After that, there's the %build section, which is where the actual compilation is performed. That is ALL that is performed here – building the source inside of a temporary directory. Again, this is a shell script that is executed by RPM. This is where configuration changes would be made
As a side note on these shell scripts, you can actually find them in %_tmppath as rpm-tmp.. This is useful if the build fails and you need to look to see exactly what was executed. The message that the build has failed will indicate the name of the script that failed, which is left behind rather than being automatically removed as is normal.
So after you have compiled code in your build directory, it comes time to install it. That's what the %install section is for. The tricky part is you have to 'install' into $RPM_BUILD_ROOT, which as I mentioned before, should not be on the live system. Most packages simply use GNU install, rather than calling the 'make install' that is provided with the source. This is because most do not support installing into an alternate location from what they were configured with.

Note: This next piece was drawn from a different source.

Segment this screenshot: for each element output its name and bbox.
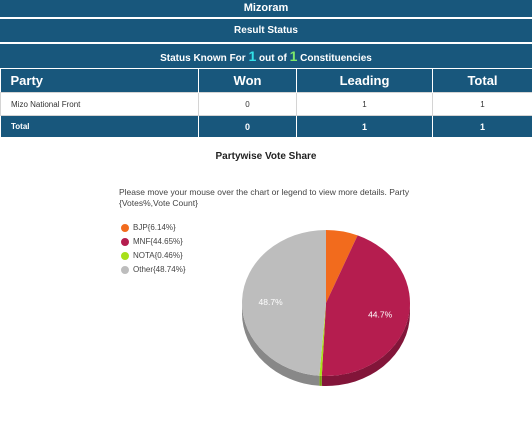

An important piece about the installation is that you cannot have unpackaged files in the $RPM_BUILD_ROOT. The httpd RPM, for example, installs several files which are not packaged, which are removed by the spec file in the %install section, or else the next section will fail:
# Remove unpackaged files
rm -f $RPM_BUILD_ROOT%{_libdir}/*.exp \
$RPM_BUILD_ROOT/etc/httpd/conf/mime.types \
$RPM_BUILD_ROOT%{_libdir}/httpd/modules/*.exp \
$RPM_BUILD_ROOT%{_libdir}/httpd/build/config.nice \
$RPM_BUILD_ROOT%{_bindir}/ap?-config \
$RPM_BUILD_ROOT%{_sbindir}/{checkgid,dbmmanage,envvars*} \
$RPM_BUILD_ROOT%{contentdir}/htdocs/* \
$RPM_BUILD_ROOT%{_mandir}/man1/dbmmanage.* \
$RPM_BUILD_ROOT%{contentdir}/cgi-bin/*
The next section that we will talk about (but not the next section in the spec file, generally) is the %files section. This specifies the files that are to be placed in the packages. At the top of the %files section, you will notice a %defattr(-,root,root). What this means is that the installed files are to have the permissions that they do right now in the $RPM_BUILD_ROOT, however, be owned by user and group root. Another thing is is %config files. These are files that are designed to be modified by the user. The behavior of RPM here varies on upgrades:
If the file has not been modified from the distributed version, then replace it silently. If the file has been modified, then there are two options. If the file has been designated as simply %config, then replace the configuration with the new one, and save the old one with a .rpmsave extension. If the file was designated as %config(noreplace), then the original file will not be replaced, but the new file will be installed as .rpmnew.
There are also the %pre, %preun, %post, and %postun sections of the spec file. These are shell scripts which are executed on the client machine during the specified time in the install.